When I was pregnant with IEP we did not reveal our chosen baby names to anyone. I was anxious about dissenting opinions and well-intentioned meddling. So we kept them under wraps. But we did give hints. And one of those hints was that the middle name was a family name. In actuality the E comes from our best friend. It is his middle name, and we thought it perfect for IEP.
This friend was the best man in our wedding. GAP was the best man in his. We have driven and flown long miles to see each other – both in times of crisis and times of leisure. We have seen each other through hook-ups and break-ups. We have spent weekends together laced with wine, beer, and witty banter. We have braved first jobs, unemployment, graduate school, and cross-country moves in each other’s embrace. We value and trust each other immeasurably.
And so, in offering the hint of a family name, I didn’t really factor it in that our friend is not technically our blood relation. He may not be. But he is still our family.
Similarly, GAP and I are both fortunate enough to come from happy and in-tact families; families who are indeed our friends. I talk to my mother, father, and sister multiple times weekly. GAP is slightly less communicative, but still talks with his parents and siblings regularly. We also have extended family members whom we consider friends, despite longer breaks between visits.
Now this is all quite lovely: friend = family and family = friend. Très charming… But I wonder about the boundaries of family and friendship. I’ve been blessed with a family whom I love and enjoy. But, like most people, there are a few outliers; people I don’t know as well, can’t relate to, don’t quite know what to say to. What’s a girl to do with these folks?
I sit here and say that I value family. I believe they are important. I believe they are worth sacrifices. They merit a not-altogether-insignificant amount of time, effort, and expense toward the end of nurturing the familial bond. They are relationships that cannot be replaced, and they should be treated as such.
But yet, when I look at the family members to whom I’m closest, they are the ones whose lives most closely resemble my own: similar ages, similar lifestyles, similar interests. And once some imaginary threshold of difference is met, my efforts to nurture and build that relationship diminish.
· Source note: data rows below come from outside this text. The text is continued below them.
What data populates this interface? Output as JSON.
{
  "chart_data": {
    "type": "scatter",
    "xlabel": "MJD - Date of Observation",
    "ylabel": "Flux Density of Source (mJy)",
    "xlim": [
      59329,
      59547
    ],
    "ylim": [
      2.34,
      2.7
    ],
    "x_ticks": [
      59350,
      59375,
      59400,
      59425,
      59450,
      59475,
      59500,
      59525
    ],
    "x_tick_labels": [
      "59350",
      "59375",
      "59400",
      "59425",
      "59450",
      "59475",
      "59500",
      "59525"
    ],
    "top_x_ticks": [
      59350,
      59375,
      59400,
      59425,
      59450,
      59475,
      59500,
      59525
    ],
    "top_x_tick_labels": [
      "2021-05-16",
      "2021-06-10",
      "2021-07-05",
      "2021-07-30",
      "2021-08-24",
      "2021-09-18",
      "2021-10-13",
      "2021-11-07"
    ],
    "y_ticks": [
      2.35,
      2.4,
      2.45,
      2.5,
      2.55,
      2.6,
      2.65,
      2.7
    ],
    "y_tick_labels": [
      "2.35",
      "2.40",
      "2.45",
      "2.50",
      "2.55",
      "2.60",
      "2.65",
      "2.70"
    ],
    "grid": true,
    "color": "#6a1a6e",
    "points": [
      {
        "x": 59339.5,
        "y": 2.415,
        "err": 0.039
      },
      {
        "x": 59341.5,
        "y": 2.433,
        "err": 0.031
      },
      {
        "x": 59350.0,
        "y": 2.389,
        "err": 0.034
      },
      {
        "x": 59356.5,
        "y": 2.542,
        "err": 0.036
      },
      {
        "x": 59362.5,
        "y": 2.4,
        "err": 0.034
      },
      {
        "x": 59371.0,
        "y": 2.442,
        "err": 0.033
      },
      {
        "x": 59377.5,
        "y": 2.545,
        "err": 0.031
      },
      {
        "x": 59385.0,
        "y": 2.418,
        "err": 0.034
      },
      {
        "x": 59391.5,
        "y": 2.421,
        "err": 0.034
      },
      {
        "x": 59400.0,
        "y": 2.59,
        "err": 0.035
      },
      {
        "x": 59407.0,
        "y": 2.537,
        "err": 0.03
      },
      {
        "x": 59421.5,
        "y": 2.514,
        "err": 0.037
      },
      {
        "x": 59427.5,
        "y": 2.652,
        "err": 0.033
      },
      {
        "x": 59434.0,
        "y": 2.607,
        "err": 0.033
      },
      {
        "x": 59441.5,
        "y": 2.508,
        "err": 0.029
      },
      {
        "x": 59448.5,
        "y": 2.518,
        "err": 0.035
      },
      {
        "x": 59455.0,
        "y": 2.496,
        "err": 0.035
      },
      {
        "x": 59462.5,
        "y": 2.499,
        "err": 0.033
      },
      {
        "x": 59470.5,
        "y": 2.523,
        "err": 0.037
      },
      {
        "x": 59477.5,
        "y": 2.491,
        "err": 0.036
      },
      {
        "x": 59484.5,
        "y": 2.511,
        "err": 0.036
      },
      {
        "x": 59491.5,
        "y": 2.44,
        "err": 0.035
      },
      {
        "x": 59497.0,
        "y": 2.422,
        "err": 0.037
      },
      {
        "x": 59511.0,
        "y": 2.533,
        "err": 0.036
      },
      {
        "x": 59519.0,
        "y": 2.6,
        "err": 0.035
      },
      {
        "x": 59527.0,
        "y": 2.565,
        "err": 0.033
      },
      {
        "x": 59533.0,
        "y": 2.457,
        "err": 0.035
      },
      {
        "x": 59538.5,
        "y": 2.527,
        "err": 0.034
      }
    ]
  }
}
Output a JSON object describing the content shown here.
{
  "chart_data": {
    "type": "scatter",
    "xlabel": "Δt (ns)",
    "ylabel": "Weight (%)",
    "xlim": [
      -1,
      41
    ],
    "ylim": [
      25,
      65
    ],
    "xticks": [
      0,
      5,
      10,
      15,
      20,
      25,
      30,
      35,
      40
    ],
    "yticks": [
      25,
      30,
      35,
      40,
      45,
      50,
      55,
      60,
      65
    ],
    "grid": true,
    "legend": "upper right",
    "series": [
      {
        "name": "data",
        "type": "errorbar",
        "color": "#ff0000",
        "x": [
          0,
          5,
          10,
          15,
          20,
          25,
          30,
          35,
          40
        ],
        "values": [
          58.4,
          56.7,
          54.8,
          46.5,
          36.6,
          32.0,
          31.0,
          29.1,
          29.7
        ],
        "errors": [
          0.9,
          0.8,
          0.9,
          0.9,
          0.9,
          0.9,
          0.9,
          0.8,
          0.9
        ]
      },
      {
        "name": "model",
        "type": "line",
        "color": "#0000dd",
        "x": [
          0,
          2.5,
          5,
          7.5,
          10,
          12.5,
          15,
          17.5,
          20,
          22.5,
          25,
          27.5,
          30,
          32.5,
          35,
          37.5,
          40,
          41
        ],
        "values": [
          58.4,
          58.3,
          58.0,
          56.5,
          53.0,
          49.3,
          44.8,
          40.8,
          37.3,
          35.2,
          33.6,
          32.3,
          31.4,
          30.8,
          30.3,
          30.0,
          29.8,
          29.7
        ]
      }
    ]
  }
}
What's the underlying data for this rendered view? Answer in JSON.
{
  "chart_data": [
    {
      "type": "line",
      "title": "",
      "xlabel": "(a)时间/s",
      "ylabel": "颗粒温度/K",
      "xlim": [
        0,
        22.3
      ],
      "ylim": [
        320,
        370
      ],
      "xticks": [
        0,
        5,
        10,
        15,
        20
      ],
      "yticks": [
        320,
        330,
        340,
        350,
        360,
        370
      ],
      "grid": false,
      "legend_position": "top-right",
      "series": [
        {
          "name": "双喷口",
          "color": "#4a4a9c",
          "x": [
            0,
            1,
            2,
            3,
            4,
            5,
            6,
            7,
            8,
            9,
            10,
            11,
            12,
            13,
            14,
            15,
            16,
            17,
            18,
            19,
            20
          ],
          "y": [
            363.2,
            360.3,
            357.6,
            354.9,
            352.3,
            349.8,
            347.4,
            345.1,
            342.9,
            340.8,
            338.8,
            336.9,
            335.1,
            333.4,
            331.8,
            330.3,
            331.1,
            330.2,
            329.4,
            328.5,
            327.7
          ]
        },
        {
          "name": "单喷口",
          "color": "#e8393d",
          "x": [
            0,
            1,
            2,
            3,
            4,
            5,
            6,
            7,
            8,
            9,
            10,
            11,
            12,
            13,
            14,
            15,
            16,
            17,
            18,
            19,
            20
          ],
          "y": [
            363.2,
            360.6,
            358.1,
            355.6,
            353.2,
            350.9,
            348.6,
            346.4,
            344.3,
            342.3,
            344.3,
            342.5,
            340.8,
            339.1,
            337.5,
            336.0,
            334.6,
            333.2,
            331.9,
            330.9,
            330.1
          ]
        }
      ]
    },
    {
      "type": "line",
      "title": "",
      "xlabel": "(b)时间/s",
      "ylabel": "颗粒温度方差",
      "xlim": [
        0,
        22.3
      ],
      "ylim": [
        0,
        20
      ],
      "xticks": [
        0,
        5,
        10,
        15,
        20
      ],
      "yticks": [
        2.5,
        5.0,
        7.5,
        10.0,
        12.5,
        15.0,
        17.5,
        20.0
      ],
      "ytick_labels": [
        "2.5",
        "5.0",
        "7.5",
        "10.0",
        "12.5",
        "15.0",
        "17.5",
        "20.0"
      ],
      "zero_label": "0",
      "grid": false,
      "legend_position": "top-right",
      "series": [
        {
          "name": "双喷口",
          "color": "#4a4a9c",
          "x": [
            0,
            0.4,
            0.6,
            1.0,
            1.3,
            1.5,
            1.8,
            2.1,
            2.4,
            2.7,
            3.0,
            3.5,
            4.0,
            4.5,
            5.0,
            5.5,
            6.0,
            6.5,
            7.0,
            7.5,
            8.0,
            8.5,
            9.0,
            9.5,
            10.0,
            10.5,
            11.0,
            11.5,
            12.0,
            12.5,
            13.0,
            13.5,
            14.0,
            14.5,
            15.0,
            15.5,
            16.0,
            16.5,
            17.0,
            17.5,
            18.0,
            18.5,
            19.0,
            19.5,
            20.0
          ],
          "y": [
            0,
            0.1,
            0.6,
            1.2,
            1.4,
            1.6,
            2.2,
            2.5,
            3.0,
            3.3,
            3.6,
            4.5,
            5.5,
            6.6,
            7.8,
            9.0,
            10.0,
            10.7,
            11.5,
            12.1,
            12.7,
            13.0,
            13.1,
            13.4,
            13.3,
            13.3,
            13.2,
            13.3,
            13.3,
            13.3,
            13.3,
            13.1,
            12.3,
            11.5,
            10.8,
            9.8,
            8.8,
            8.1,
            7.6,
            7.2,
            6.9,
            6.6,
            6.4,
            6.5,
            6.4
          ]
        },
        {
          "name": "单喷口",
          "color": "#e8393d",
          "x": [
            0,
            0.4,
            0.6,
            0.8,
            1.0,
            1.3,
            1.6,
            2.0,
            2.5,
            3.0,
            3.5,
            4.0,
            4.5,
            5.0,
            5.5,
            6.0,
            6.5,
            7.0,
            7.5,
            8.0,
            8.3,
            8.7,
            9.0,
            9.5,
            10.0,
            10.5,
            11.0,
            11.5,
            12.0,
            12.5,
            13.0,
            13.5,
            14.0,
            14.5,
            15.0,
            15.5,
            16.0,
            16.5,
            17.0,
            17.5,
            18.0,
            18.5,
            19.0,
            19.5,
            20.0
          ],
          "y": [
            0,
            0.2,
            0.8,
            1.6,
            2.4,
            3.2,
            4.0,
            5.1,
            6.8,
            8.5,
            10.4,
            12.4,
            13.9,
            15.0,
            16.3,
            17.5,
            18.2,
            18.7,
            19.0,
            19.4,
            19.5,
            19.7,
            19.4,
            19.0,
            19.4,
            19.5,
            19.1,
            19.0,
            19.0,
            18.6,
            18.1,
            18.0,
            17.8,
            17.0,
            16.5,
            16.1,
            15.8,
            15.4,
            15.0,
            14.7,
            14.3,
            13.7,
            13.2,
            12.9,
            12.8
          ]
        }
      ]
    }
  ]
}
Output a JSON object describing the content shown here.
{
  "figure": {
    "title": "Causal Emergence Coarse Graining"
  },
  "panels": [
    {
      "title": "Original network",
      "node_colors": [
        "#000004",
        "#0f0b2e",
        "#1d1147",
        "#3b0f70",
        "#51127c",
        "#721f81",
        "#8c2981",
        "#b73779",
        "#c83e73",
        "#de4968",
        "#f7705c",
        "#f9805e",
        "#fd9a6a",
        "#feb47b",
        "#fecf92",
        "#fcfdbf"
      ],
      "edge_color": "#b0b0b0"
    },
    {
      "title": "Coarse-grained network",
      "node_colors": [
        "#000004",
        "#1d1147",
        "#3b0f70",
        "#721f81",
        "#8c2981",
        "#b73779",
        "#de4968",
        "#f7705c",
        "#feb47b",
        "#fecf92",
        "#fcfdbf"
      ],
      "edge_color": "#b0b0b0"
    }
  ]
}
So I worry about being two-faced and duplicitous. I worry about where I draw the line. I worry about whether or not I should match the level of effort I extend to certain relatives to the entire lot of them. But it’s not a small group of people. So I then worry about how quickly I might go positively batty if I did go down that equitable path.
A few generations ago the family – both nuclear and extended – was the lynchpin of society. Before the interstate highway system was built; before transcontinental flights took off from every airport hub many times daily; before cell phones and the internet made us accessible at all hours of the day and night; before all these things came about, the radii of our lives were shorter. We stayed closer to home and closer to our relatives. And these questions of how awkward to feel upon seeing a family member who is indeed your blood relative but whom you hardly know were rarely asked. Similarly, less frequently did we all jet-set about the country (or world) for the purposes of career, climate, or courtship. So less critical was the need to develop friends who became stand-ins for our families.
It seems disingenuous to say that these two relationships – friendship and family – are interchangeable. In some nuanced way each relationship is distinct. But I struggle to discern what that distinction is. Where do the lines of friends and family become blurred? What does each type of relationship lose (if anything) by being labeled as the other? Do we overload friendships with pressure and commitment by thinking of them as family? Are family relationships undersold by being outlined with the same, sometimes fickle, brush strokes as friendship? And further still, such questions presuppose that the family bond is always stronger than friendship. But history has borne witness to far too many family feuds for the family bond to masquerade as invincible.
I do not know the answers to these questions. Frankly, I’m not sure what answers would bring to the table. We are all different; in our families; in our friendships; and in the ways we bridge the gaps between the two.
What I do know is that as human beings we need both; or at least people who fill both roles. We need people whose bond to us is temporary, allowing us to learn, grow, and move on in our lives. Not all relationships are meant to last forever. But we also need people whose ties to us are enduring and permanent. We are social animals, in need of many forms of companionship.
I am lucky to have been blessed with both friends and family. Not only that, but friends and family who defy the boundaries of conventional labels. This doesn’t mean that I have perfect relationships; that I don’t sometimes still feel lonely or isolated. But it means that when I do have those feelings I have people to share them with. And whether it’s the door of a friend or a family member that I knock on, the presence of the door itself is what matters the most.